Только что он выяснил, что начальство никого не винит и считает завал несчастной случайностью, которую нельзя было предотвратить. Настроение его заметно улучшилось. Ему хотелось разговаривать, рассказывать, общаться…
— Я удивляюсь, Иван Акимыч… — заметил он, — как вы согласились идти к шестому? Вы же сами правильно доказали — нельзя идти, нельзя рисковать шестью жизнями ради одной. И вот на тебе, сдались, людей не пожалели!
— Занимайтесь своим делом! — невежливо буркнул усатый Иван Акимыч и, прихрамывая, отошел.
Ни к чему сейчас Гаврилюку вспоминать утренние разговоры…
Говоришь, людей жалеть надо? Правильно! Спасибо!
Гаврилюк машинально погладил рубец на виске — давнюю отметку, как говорится, «на добрую долгую память»…
…Это в тридцать седьмом году заработано. Молоденький Гаврилюк был тогда механиком на «Смолянке», в Донбассе.
Однажды сидел он себе в лаве, осматривал конвейер. Вдруг грохот адский. От забоя, крича, воя, размахивая лампочками, побежали люди. Страх в мгновение ока подхватил механика с места и покатил кубарем вниз. Лишь где-то у самых люков, у выхода на штрек, к спасению, догнал отчаянный вопль:
— Помоги-и-и!
И Гаврилюк почему-то остановился.
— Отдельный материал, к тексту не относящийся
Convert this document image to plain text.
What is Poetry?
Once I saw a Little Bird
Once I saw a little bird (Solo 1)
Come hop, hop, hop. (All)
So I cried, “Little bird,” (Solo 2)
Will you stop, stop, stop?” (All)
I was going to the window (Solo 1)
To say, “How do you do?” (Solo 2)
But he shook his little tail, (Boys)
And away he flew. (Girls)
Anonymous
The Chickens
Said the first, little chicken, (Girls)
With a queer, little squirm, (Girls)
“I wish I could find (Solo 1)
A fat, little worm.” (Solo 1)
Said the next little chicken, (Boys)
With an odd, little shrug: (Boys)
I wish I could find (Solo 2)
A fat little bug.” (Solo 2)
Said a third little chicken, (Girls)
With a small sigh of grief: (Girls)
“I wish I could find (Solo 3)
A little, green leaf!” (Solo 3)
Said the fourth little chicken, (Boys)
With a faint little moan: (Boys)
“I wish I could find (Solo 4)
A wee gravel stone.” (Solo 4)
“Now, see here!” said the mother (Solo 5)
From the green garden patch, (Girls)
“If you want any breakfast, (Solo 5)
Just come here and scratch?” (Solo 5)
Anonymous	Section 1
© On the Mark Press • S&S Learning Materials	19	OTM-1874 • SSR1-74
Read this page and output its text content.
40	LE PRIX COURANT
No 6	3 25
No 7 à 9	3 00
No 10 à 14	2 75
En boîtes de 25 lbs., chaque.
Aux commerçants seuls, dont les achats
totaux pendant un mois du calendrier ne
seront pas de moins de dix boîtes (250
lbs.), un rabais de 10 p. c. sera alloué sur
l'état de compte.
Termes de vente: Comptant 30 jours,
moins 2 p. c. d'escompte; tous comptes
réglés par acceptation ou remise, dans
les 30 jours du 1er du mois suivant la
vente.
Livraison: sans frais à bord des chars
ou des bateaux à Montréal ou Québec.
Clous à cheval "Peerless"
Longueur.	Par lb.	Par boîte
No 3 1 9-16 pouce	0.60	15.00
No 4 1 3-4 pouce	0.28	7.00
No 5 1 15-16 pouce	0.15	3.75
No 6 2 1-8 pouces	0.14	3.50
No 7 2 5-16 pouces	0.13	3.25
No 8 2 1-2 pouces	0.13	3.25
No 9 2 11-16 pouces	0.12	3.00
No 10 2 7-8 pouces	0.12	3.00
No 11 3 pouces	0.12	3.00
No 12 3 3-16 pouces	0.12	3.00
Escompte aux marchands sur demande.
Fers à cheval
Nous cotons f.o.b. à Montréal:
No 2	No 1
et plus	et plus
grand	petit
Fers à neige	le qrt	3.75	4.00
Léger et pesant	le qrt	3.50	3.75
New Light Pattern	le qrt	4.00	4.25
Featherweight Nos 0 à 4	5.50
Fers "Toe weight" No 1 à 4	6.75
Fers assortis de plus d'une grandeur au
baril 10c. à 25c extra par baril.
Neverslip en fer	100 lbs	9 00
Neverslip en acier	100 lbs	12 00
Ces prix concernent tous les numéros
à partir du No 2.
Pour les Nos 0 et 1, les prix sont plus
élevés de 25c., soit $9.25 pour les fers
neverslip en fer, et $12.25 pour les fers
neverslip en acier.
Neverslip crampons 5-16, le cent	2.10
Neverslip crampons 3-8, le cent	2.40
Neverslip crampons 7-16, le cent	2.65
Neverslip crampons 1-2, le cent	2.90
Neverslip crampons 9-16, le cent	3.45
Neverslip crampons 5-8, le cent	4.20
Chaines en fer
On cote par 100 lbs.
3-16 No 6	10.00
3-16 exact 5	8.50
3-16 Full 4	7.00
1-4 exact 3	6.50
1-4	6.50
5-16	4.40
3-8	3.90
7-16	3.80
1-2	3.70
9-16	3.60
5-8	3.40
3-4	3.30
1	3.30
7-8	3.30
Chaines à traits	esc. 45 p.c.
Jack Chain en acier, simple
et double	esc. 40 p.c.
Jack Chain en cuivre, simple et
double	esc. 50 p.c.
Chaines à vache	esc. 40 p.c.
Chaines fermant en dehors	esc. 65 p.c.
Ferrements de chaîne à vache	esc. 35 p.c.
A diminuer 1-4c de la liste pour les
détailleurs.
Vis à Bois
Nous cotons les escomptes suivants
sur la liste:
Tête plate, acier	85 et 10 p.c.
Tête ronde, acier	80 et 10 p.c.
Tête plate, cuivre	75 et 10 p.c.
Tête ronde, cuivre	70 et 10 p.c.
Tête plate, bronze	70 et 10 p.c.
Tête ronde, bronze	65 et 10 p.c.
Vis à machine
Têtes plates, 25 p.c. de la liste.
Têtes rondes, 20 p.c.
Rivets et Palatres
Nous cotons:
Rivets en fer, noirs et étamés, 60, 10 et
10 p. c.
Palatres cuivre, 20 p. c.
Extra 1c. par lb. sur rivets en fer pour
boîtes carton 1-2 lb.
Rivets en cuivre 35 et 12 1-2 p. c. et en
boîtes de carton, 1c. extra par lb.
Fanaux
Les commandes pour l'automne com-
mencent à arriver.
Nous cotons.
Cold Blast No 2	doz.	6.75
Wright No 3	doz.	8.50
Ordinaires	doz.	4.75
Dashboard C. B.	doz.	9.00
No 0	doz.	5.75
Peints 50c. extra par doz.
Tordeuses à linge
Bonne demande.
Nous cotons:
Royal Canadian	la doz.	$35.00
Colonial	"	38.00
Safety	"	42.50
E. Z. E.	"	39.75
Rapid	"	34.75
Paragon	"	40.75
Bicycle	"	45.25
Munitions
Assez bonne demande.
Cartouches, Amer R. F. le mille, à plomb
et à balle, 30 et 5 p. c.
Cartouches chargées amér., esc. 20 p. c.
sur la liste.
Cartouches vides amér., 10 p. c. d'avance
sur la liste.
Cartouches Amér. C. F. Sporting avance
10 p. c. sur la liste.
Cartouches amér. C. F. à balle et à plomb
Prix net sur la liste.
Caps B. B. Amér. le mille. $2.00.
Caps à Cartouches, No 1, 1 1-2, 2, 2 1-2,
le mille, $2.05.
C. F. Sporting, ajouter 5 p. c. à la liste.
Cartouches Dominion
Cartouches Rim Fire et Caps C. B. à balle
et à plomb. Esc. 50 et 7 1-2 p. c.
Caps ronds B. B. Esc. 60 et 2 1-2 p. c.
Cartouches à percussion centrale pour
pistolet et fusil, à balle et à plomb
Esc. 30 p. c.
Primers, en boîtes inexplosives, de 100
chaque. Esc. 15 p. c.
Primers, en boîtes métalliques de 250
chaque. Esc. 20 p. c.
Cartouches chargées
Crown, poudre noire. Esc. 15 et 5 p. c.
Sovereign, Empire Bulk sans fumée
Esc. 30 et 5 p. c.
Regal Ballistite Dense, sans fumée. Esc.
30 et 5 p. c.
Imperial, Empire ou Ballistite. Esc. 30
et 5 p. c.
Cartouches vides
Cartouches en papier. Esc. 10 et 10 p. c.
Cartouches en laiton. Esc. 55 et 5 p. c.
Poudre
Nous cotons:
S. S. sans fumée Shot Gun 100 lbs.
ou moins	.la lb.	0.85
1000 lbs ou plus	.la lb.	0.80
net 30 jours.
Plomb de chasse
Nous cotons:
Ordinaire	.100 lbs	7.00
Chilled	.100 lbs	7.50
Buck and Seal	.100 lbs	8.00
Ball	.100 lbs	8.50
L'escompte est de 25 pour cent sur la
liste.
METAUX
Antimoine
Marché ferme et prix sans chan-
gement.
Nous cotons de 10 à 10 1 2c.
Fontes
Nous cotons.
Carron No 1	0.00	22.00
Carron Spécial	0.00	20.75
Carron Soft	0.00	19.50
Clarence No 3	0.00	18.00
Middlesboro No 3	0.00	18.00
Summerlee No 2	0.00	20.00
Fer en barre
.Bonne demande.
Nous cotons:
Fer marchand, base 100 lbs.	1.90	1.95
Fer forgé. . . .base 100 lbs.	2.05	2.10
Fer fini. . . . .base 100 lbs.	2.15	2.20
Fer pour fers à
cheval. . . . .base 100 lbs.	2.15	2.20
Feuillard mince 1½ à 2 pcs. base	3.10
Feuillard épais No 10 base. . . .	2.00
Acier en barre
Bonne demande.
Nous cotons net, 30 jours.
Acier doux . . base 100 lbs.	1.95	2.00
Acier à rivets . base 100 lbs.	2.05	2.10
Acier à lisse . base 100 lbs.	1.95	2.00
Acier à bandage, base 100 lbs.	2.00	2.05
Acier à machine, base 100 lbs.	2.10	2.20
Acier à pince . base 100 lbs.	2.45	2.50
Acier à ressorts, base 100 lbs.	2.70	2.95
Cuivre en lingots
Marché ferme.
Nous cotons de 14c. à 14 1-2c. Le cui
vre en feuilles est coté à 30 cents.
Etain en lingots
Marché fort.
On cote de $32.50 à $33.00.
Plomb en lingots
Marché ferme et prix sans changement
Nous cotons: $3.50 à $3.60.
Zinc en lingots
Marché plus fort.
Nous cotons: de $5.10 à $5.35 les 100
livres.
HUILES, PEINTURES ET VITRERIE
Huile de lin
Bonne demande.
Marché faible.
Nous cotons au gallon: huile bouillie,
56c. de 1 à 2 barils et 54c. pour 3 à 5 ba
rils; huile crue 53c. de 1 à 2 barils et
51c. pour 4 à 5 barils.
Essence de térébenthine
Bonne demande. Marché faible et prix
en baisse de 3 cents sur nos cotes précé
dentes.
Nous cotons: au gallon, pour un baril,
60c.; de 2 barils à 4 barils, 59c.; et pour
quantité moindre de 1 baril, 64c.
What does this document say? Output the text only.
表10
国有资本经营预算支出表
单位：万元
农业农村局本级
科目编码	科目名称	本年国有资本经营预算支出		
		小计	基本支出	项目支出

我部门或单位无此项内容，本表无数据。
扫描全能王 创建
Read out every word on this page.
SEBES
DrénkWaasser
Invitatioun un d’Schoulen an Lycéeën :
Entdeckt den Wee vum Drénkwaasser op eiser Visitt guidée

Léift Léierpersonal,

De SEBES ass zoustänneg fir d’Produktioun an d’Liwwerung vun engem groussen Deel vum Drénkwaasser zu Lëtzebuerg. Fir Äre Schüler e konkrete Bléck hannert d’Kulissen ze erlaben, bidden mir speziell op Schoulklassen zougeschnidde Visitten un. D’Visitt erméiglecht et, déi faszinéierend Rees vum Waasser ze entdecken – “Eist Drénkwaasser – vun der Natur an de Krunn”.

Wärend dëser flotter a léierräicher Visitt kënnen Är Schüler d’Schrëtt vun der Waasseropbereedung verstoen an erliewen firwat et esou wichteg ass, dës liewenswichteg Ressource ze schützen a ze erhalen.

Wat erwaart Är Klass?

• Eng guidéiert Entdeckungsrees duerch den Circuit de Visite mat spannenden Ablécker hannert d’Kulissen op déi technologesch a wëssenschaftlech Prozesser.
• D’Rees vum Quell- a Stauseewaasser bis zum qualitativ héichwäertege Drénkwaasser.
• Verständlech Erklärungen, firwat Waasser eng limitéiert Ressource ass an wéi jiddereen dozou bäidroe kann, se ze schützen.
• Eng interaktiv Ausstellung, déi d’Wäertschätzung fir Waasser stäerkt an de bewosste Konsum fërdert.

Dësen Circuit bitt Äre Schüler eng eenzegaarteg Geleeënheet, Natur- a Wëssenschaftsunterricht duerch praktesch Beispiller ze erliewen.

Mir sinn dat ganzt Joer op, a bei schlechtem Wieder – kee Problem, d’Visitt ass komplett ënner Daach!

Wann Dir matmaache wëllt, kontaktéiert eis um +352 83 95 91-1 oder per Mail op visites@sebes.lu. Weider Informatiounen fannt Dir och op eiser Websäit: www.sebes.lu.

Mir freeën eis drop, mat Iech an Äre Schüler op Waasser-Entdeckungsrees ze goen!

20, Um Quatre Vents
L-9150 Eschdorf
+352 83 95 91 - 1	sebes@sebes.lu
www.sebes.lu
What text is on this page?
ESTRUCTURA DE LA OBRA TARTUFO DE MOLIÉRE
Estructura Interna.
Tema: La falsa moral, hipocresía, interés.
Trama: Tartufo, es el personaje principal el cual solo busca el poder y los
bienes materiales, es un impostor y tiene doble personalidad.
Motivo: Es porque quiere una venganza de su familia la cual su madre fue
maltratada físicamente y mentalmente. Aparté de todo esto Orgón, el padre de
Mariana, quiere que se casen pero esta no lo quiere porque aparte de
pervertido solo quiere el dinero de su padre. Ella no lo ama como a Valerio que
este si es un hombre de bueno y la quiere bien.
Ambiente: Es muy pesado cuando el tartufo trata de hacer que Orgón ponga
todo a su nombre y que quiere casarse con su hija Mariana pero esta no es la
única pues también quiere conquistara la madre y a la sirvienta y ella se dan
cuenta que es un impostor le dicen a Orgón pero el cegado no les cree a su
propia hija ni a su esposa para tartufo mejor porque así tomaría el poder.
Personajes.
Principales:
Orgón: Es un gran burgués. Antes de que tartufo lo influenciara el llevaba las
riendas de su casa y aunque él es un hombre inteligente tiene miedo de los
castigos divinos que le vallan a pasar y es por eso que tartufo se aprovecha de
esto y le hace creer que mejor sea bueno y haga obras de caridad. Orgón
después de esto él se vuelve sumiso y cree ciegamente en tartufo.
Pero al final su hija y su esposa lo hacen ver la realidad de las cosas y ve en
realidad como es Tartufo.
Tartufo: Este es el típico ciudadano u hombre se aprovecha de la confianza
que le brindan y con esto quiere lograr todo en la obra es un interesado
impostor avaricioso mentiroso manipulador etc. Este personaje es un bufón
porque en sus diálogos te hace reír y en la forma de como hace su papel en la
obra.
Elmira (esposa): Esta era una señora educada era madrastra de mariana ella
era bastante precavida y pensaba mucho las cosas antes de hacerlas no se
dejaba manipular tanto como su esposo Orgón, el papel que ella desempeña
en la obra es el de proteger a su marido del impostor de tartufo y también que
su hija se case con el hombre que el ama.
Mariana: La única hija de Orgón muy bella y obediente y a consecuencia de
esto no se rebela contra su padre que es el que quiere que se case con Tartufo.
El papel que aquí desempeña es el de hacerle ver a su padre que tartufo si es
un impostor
И потом даже двинулся назад. Тело сразу отяжелело, как свинцом налилось, не хотело повиноваться…
А наверху снова грохнуло. И рядом затрещали стойки.
— Помоги-и-и! — кричал кто-то во тьме совсем близко.
Гаврилюк побежал… Позади него с кровли обрушилась плита и раскололась на тысячу острых осколков, ударивших по рукам, по щекам, по каске. Но он бежал. Вверх!
У засыпанной породой врубовки лежал человек. Гафиулин, старик татарин.
— Вставай — крикнул Гаврилюк. — Я помогу. Вставай!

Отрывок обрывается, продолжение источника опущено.